We need to find a value of \(\beta\) so that we end up with 40 degrees in the end. To do this, we use a root finding algorithm (e.g. bisection). For any candidate \(\beta\) we run a simulation and return the final temperature of the system.

Answer for the initial example.  

With my initial hand-made strategy (first figure in this article), the original example had a cost of \(685\). The strategy has a cost of \(268\), and is shown below:

More examples.  

Here are three more examples with a different price function \(p(t)\) and a different value for \(h\). Each figure shows a good strategy, with different values for \(\lambda\).

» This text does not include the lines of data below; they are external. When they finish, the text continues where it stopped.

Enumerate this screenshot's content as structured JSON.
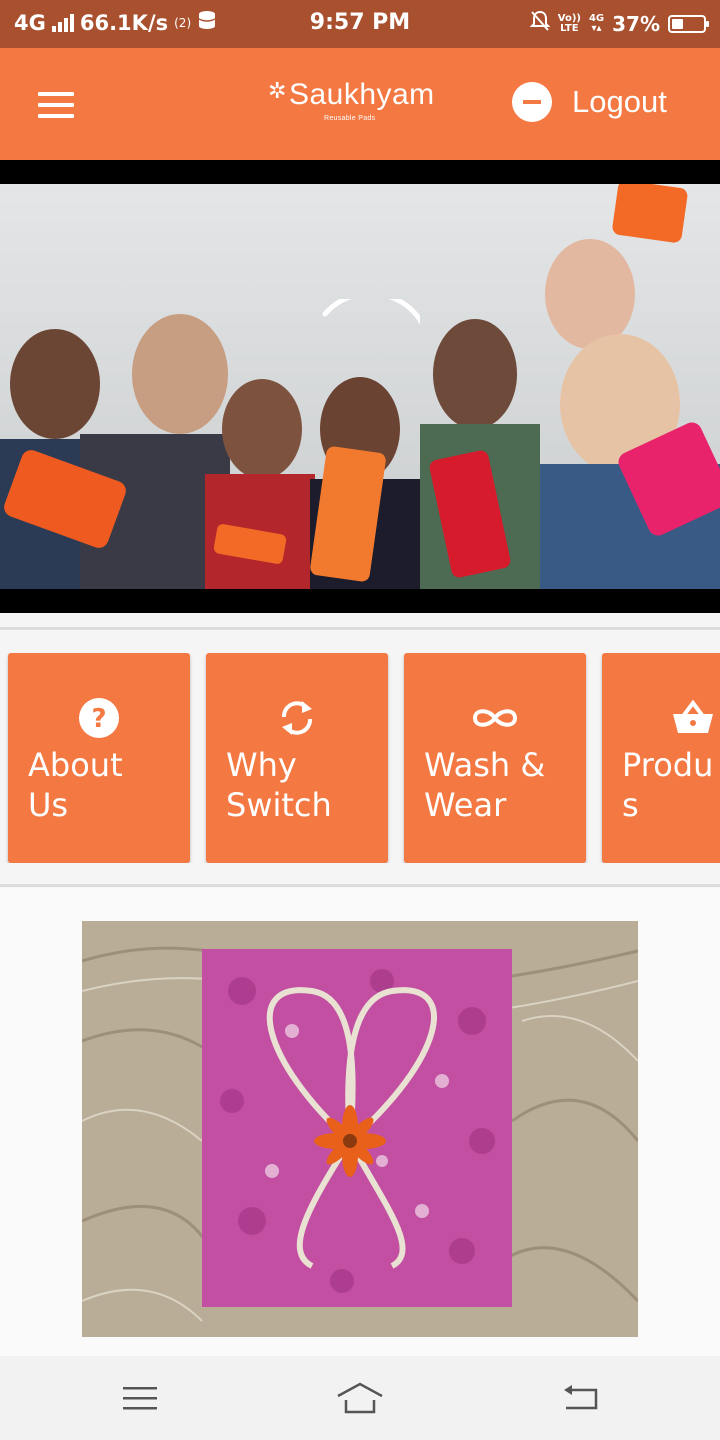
{
  "status_bar": {
    "network": "4G",
    "speed": "66.1K/s",
    "sim_badge": "(2)",
    "time": "9:57 PM",
    "volte_top": "Vo))",
    "volte_bottom": "LTE",
    "net_right": "4G",
    "battery": "37%",
    "battery_level": 0.37
  },
  "header": {
    "logo_text": "Saukhyam",
    "logo_tagline": "Reusable Pads",
    "logout_label": "Logout",
    "logout_icon": "minus-circle-icon",
    "menu_icon": "hamburger-icon"
  },
  "tiles": [
    {
      "label": "About\nUs",
      "icon": "question-circle-icon"
    },
    {
      "label": "Why\nSwitch",
      "icon": "refresh-icon"
    },
    {
      "label": "Wash &\nWear",
      "icon": "infinity-icon"
    },
    {
      "label": "Produ\ns",
      "icon": "basket-icon"
    }
  ],
  "nav_bar": {
    "menu_icon": "menu-icon",
    "home_icon": "home-icon",
    "back_icon": "back-icon"
  },
  "colors": {
    "brand_orange": "#f47842",
    "status_bar": "#a9512f"
  }
}
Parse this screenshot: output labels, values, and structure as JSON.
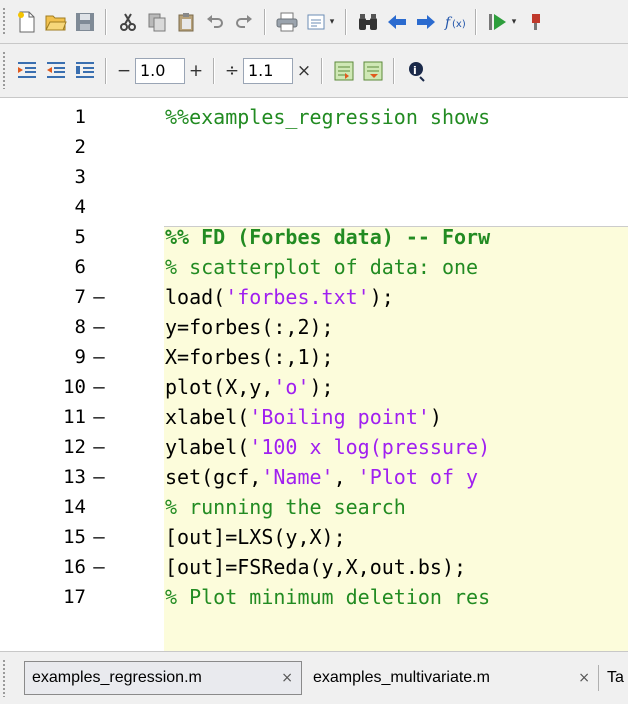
{
  "editor": {
    "lines": [
      {
        "num": "1",
        "exec": false,
        "segs": [
          {
            "t": "%%examples_regression shows",
            "c": "cmt"
          }
        ]
      },
      {
        "num": "2",
        "exec": false,
        "segs": []
      },
      {
        "num": "3",
        "exec": false,
        "segs": []
      },
      {
        "num": "4",
        "exec": false,
        "segs": []
      },
      {
        "num": "5",
        "exec": false,
        "segs": [
          {
            "t": "%% FD (Forbes data) -- Forw",
            "c": "cmt",
            "b": true
          }
        ]
      },
      {
        "num": "6",
        "exec": false,
        "segs": [
          {
            "t": "% scatterplot of data: one",
            "c": "cmt"
          }
        ]
      },
      {
        "num": "7",
        "exec": true,
        "segs": [
          {
            "t": "load(",
            "c": "kw"
          },
          {
            "t": "'forbes.txt'",
            "c": "str"
          },
          {
            "t": ");",
            "c": "kw"
          }
        ]
      },
      {
        "num": "8",
        "exec": true,
        "segs": [
          {
            "t": "y=forbes(:,2);",
            "c": "kw"
          }
        ]
      },
      {
        "num": "9",
        "exec": true,
        "segs": [
          {
            "t": "X=forbes(:,1);",
            "c": "kw"
          }
        ]
      },
      {
        "num": "10",
        "exec": true,
        "segs": [
          {
            "t": "plot(X,y,",
            "c": "kw"
          },
          {
            "t": "'o'",
            "c": "str"
          },
          {
            "t": ");",
            "c": "kw"
          }
        ]
      },
      {
        "num": "11",
        "exec": true,
        "segs": [
          {
            "t": "xlabel(",
            "c": "kw"
          },
          {
            "t": "'Boiling point'",
            "c": "str"
          },
          {
            "t": ")",
            "c": "kw"
          }
        ]
      },
      {
        "num": "12",
        "exec": true,
        "segs": [
          {
            "t": "ylabel(",
            "c": "kw"
          },
          {
            "t": "'100 x log(pressure)",
            "c": "str"
          }
        ]
      },
      {
        "num": "13",
        "exec": true,
        "segs": [
          {
            "t": "set(gcf,",
            "c": "kw"
          },
          {
            "t": "'Name'",
            "c": "str"
          },
          {
            "t": ", ",
            "c": "kw"
          },
          {
            "t": "'Plot of y",
            "c": "str"
          }
        ]
      },
      {
        "num": "14",
        "exec": false,
        "segs": [
          {
            "t": "% running the search",
            "c": "cmt"
          }
        ]
      },
      {
        "num": "15",
        "exec": true,
        "segs": [
          {
            "t": "[out]=LXS(y,X);",
            "c": "kw"
          }
        ]
      },
      {
        "num": "16",
        "exec": true,
        "segs": [
          {
            "t": "[out]=FSReda(y,X,out.bs);",
            "c": "kw"
          }
        ]
      },
      {
        "num": "17",
        "exec": false,
        "segs": [
          {
            "t": "% Plot minimum deletion res",
            "c": "cmt"
          }
        ]
      }
    ],
    "exec_marker": "–"
  },
  "cell_toolbar": {
    "minus": "−",
    "plus": "+",
    "divide": "÷",
    "times": "×",
    "increment_value": "1.0",
    "scale_value": "1.1"
  },
  "tabs": [
    {
      "label": "examples_regression.m",
      "close": "×",
      "active": true
    },
    {
      "label": "examples_multivariate.m",
      "close": "×",
      "active": false
    },
    {
      "label": "Ta",
      "close": "",
      "active": false
    }
  ],
  "colors": {
    "comment": "#228b22",
    "string": "#a020f0",
    "cell_background": "#fcfcdb"
  },
  "icons": [
    "new-file-icon",
    "open-folder-icon",
    "save-icon",
    "cut-icon",
    "copy-icon",
    "paste-icon",
    "undo-icon",
    "redo-icon",
    "print-icon",
    "comment-icon",
    "find-binoculars-icon",
    "back-arrow-icon",
    "forward-arrow-icon",
    "function-icon",
    "run-icon",
    "insert-cell-icon",
    "insert-cell-below-icon",
    "evaluate-cell-icon",
    "evaluate-cell-advance-icon",
    "publish-icon"
  ]
}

  • Instead of approximating \(\left[ h - \lambda T(t) \right]\) as \(h\), we could replace \(T(t)\) with a constant \(T_{\text{const}}\). For instance, we could choose \(T_{\text{const}} = 20\), representing a value between the initial and final temperature.
  • Instead of approximating \(\left[ h - \lambda T(t) \right]\) as \(h\), we could use an iterative approach. First we set \(T_1(x) = 0\), then we use root finding to find the optimal \(\beta\) and a resulting \(x_1(t)\). Then we use that \(x_1(t)\) to compute \(T_2(t)\) by simulation. This function \(T_2(t)\) is then used to find \(x_2(t)\), and so forth.